The beautiful young ladies of  Ballet Folkloric Costa de Oro from San Francisco. Photo by Pomai

The 2014 Annual Hawaii Hispanic Heritage Festival was held on Saturday, October 11, 2014, from 10am to 6pm at Kapiolani Park, Waikiki.

In celebration of Hispanic Heritage Month, this free community-wide event featured Latin food booths, crafters, cultural exhibits, a keiki section, community/ health agencies and lots of entertainment. It regularly attracts up to 10,000+ people according to event officials.

Featured entertainment included the following:

“Ballet Folkloric Costa de Oro”, Eddie Ortiz & Son Caribe Salsa Band, Rodney Perez & TropiJazz, Mariachi Loco, Ballet Del Club Cultural y Deportivo Bolivia, Sophia and Ivan Danzas Colombianas En Hawaii, Grupo Café Colombia Dancers, Yuki Komiyama Salsa Dance Teams (Fuego y Agua) and Soul Brazil Band, Zumba with Carolina Enriquez. Plus:
DJ Ever & DJ Jose, Jose Colina Aiza & Cuban Rueda/Salsa Dancers.
Photos courtesy of HispanicEventsHawaii.com

Following are photos I took of the event, which I was there from about 1:30 to3:30pm. Enjoy.

Puerto Rican wooden mortar & pestle called a “Pilon”, pronounced P-lon (it’s quite large)

Colombian Dancer

Colombian Dancer

The beautiful young ladies of Ballet Folkloric Costa de Oro from San Francisco.

Beautiful young lady of Ballet Folkloric Costa de Oro from San Francisco.

Flautas and Steak & Chicken Tacos

Flautas and Steak, Pork Carnitas and Chorizo Tacos

Specialty Hot, hot HOT! Sauces

Habanero and Ghost Pepper Hot Sauces…. someone call the fire department!

Soul De Cuba Lechon Asado and Black Beans Plate

A Puerto Rican Barbie Doll!


Carne Frite

Mammah’s Kitchen Pastele plate

Mammah’s Kitchen Empandas

Cuban Relleno De Papas

Hola Gato Rebote Tienda and Senor Elmo

A big crowd enjoying the entertainment at Kapiolani Bandstand

Salsa dancing lessons with audience volunteers

And how was it? As mentioned earlier, I arrived around 1:30pm and spent about 2 hours there. It was pretty crowded. I’d say about 75% of what it normally looks like at the Okinawan Festival, by far Hawaii’s largest culture festival. I think they could do a better job with the culture booth, such as dressing up mannequins in cultural attire from each Hispanic country represented at the festival. Otherwise you won’t get to see that unless you spend the entire day there to catch the performers in their outfits.

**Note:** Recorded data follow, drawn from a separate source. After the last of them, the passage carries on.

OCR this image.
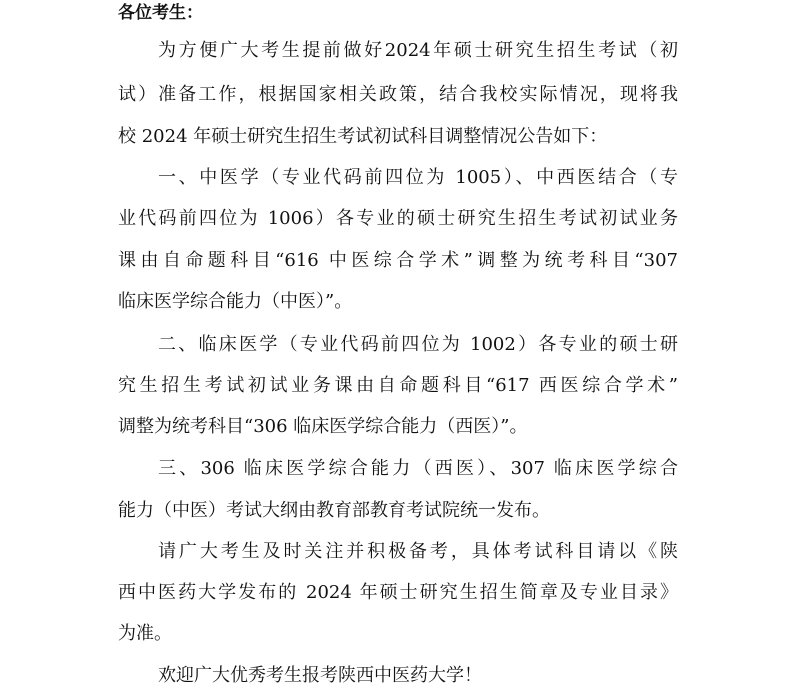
各位考生：
为方便广大考生提前做好2024年硕士研究生招生考试（初
试）准备工作，根据国家相关政策，结合我校实际情况，现将我
校 2024 年硕士研究生招生考试初试科目调整情况公告如下：
一、中医学（专业代码前四位为 1005）、中西医结合（专
业代码前四位为 1006）各专业的硕士研究生招生考试初试业务
课由自命题科目“616 中医综合学术”调整为统考科目“307
临床医学综合能力（中医）”。
二、临床医学（专业代码前四位为 1002）各专业的硕士研
究生招生考试初试业务课由自命题科目“617 西医综合学术”
调整为统考科目“306 临床医学综合能力（西医）”。
三、306 临床医学综合能力（西医）、307 临床医学综合
能力（中医）考试大纲由教育部教育考试院统一发布。
请广大考生及时关注并积极备考，具体考试科目请以《陕
西中医药大学发布的 2024 年硕士研究生招生简章及专业目录》
为准。
欢迎广大优秀考生报考陕西中医药大学！
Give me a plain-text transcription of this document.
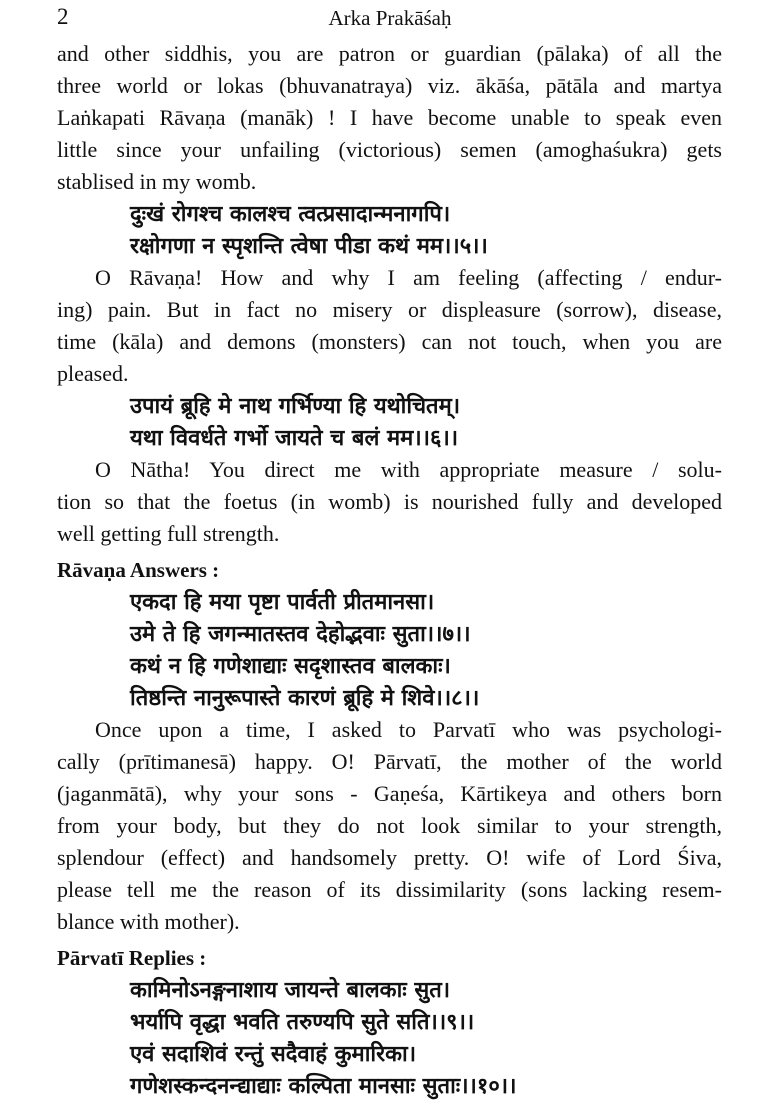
2	Arka Prakāśaḥ
and other siddhis, you are patron or guardian (pālaka) of all the
three world or lokas (bhuvanatraya) viz. ākāśa, pātāla and martya
Laṅkapati Rāvaṇa (manāk) ! I have become unable to speak even
little since your unfailing (victorious) semen (amoghaśukra) gets
stablised in my womb.
दुःखं रोगश्च कालश्च त्वत्प्रसादान्मनागपि।
रक्षोगणा न स्पृशन्ति त्वेषा पीडा कथं मम।।५।।
O Rāvaṇa! How and why I am feeling (affecting / endur-
ing) pain. But in fact no misery or displeasure (sorrow), disease,
time (kāla) and demons (monsters) can not touch, when you are
pleased.
उपायं ब्रूहि मे नाथ गर्भिण्या हि यथोचितम्।
यथा विवर्धते गर्भो जायते च बलं मम।।६।।
O Nātha! You direct me with appropriate measure / solu-
tion so that the foetus (in womb) is nourished fully and developed
well getting full strength.
Rāvaṇa Answers :
एकदा हि मया पृष्टा पार्वती प्रीतमानसा।
उमे ते हि जगन्मातस्तव देहोद्भवाः सुता।।७।।
कथं न हि गणेशाद्याः सदृशास्तव बालकाः।
तिष्ठन्ति नानुरूपास्ते कारणं ब्रूहि मे शिवे।।८।।
Once upon a time, I asked to Parvatī who was psychologi-
cally (prītimanesā) happy. O! Pārvatī, the mother of the world
(jaganmātā), why your sons - Gaṇeśa, Kārtikeya and others born
from your body, but they do not look similar to your strength,
splendour (effect) and handsomely pretty. O! wife of Lord Śiva,
please tell me the reason of its dissimilarity (sons lacking resem-
blance with mother).
Pārvatī Replies :
कामिनोऽनङ्गनाशाय जायन्ते बालकाः सुत।
भर्यापि वृद्धा भवति तरुण्यपि सुते सति।।९।।
एवं सदाशिवं रन्तुं सदैवाहं कुमारिका।
गणेशस्कन्दनन्द्याद्याः कल्पिता मानसाः सुताः।।१०।।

That said, the only performance I was able to catch in its entirety were the beautiful young ladies of Ballet Folkloric Costa de Oro from San Francisco (I added the first part of that name). They were fantastic, and so adorable! In fact, I have a video I captured of them, however it’s shot from a distance, so you can’t see that good. I really should have gone up on the steps in front the stage like the other photographers were doing. This also reminds me why I still need a DSLR as part of my food blogging tool kit.

The Mexican, Cuban and Puerto Rican food vendors had a decent variety to offer, including some unusual ethnic dishes, which is what I expect to find a good culture festival.

One unusual dish there I tried for the first time from Papa’s 2U called the Rellenos de Papa….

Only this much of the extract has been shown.